Despite the flashes of promise, the Blazers did not extend a qualifying offer to Collins this summer, leaving him an unrestricted free agent for the Spurs to sign. The qualifying offer would have been $7 million, and given the new deal he reportedly signed, the average annual value is $7.3 million, so roughly the same, but the length of the commitment offers stability barring other unannounced contractual terms. That’s terrific for Collins.

For San Antonio, it’s not the move they usually make. They hand out multi-year contracts to free agents, but rarely to someone with this kind of boom-or-bust potential, especially at a position of dire need that relies on Jakob Poeltl and company. Collins will turn just 24 years old weeks into the 2021-22 season and has everything to prove, but given the current roster construction, he will be relied on in some fashion to produce immediately whenever healthy.

The positive outcome is Collins maintaining some level of health that lets him play 75 percent of the season, which seems like a tall task, but he did play in over 65 games in each of his first two years. He backs up Poeltl in this time and takes up to 20 minutes per game off the bench. Anything more, for as cautious of a team with youth as the Spurs have been, would be a surprise. Easing the big man into action off two surgeries, maybe for as long as the entire 2021-22 season, would not be a surprise.
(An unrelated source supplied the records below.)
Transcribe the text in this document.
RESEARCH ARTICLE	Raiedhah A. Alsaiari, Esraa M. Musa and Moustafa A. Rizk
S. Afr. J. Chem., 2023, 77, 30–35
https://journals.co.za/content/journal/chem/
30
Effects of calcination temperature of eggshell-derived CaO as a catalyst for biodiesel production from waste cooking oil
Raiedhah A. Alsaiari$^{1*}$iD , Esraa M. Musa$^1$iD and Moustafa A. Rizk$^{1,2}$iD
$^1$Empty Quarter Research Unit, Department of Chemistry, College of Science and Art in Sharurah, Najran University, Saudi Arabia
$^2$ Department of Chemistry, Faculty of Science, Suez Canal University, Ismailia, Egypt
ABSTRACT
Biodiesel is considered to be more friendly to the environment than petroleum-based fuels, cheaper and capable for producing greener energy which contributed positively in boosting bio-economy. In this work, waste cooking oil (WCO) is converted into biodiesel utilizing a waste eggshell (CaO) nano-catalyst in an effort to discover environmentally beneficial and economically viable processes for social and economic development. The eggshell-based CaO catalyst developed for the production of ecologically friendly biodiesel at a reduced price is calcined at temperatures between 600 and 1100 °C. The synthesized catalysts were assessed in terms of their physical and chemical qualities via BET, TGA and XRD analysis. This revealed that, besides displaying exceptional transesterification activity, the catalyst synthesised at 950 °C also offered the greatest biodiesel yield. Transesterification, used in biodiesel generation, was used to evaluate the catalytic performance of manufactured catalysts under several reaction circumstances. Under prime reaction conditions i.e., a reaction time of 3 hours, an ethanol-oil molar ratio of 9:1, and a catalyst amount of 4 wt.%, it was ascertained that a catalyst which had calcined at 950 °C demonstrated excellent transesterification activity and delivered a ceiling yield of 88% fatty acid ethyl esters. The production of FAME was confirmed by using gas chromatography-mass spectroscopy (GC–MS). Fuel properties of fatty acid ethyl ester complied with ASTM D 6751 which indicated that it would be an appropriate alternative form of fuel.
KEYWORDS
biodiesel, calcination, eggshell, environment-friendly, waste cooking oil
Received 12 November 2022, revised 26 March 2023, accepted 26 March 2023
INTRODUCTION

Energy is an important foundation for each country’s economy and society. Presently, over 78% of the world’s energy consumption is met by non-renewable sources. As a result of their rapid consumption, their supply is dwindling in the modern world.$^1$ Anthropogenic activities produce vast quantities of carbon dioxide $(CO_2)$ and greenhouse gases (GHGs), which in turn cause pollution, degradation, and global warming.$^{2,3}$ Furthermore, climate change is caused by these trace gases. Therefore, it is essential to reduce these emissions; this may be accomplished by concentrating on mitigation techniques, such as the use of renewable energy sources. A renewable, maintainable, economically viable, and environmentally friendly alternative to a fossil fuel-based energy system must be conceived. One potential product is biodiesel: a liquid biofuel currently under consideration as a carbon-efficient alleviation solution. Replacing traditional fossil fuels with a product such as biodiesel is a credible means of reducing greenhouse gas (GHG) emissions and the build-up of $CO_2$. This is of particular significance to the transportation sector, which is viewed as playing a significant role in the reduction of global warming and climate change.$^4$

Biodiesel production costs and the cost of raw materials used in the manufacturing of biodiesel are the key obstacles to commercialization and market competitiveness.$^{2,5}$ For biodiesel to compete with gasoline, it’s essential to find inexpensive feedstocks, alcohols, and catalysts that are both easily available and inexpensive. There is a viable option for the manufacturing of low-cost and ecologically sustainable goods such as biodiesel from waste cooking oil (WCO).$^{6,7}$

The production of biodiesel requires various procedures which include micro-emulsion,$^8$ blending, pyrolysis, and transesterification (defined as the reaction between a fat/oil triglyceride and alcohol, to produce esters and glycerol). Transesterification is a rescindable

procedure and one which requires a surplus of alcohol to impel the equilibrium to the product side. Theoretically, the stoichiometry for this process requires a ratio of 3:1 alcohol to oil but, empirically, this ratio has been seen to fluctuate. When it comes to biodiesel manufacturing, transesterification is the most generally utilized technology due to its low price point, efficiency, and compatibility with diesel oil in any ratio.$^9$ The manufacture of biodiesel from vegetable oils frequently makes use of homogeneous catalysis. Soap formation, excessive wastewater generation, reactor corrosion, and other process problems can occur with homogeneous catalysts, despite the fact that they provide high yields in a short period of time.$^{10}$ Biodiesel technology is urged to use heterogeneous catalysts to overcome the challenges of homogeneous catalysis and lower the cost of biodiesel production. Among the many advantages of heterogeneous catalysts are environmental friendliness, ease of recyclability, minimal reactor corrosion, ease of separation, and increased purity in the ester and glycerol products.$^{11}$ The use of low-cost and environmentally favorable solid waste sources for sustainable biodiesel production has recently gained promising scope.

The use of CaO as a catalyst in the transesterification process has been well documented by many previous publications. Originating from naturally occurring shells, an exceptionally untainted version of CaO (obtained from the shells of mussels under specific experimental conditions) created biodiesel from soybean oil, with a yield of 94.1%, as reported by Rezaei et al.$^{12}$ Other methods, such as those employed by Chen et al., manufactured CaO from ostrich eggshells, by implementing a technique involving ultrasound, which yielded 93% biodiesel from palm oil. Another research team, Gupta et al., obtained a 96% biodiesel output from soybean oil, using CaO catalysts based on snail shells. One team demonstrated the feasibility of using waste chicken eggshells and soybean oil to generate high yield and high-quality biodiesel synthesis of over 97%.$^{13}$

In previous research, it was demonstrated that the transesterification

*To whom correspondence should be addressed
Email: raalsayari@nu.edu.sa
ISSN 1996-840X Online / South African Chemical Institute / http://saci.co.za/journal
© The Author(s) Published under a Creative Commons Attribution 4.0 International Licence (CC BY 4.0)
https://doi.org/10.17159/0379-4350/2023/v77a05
The ultimate best-case scenario is Collins living up to his potential and becoming a full-time starter, putting the injuries behind. On an affordable contract for a team without proven options up front, it gives the Spurs a talented starting player while using other salary funds on extending their wealth of young guards. Easier said than done, of course.

Injury recovery, the trend, kicking off the Collins campaign is not ideal, but the Spurs agreed to sign him after that news went public. If Thaddeus Young sticks around from the reported DeMar DeRozan sign-and-trade, perhaps the frontcourt insurance is already there to open the season. So while the risk is there for the next three years, this was a deal the Spurs almost had to do for the possible reward.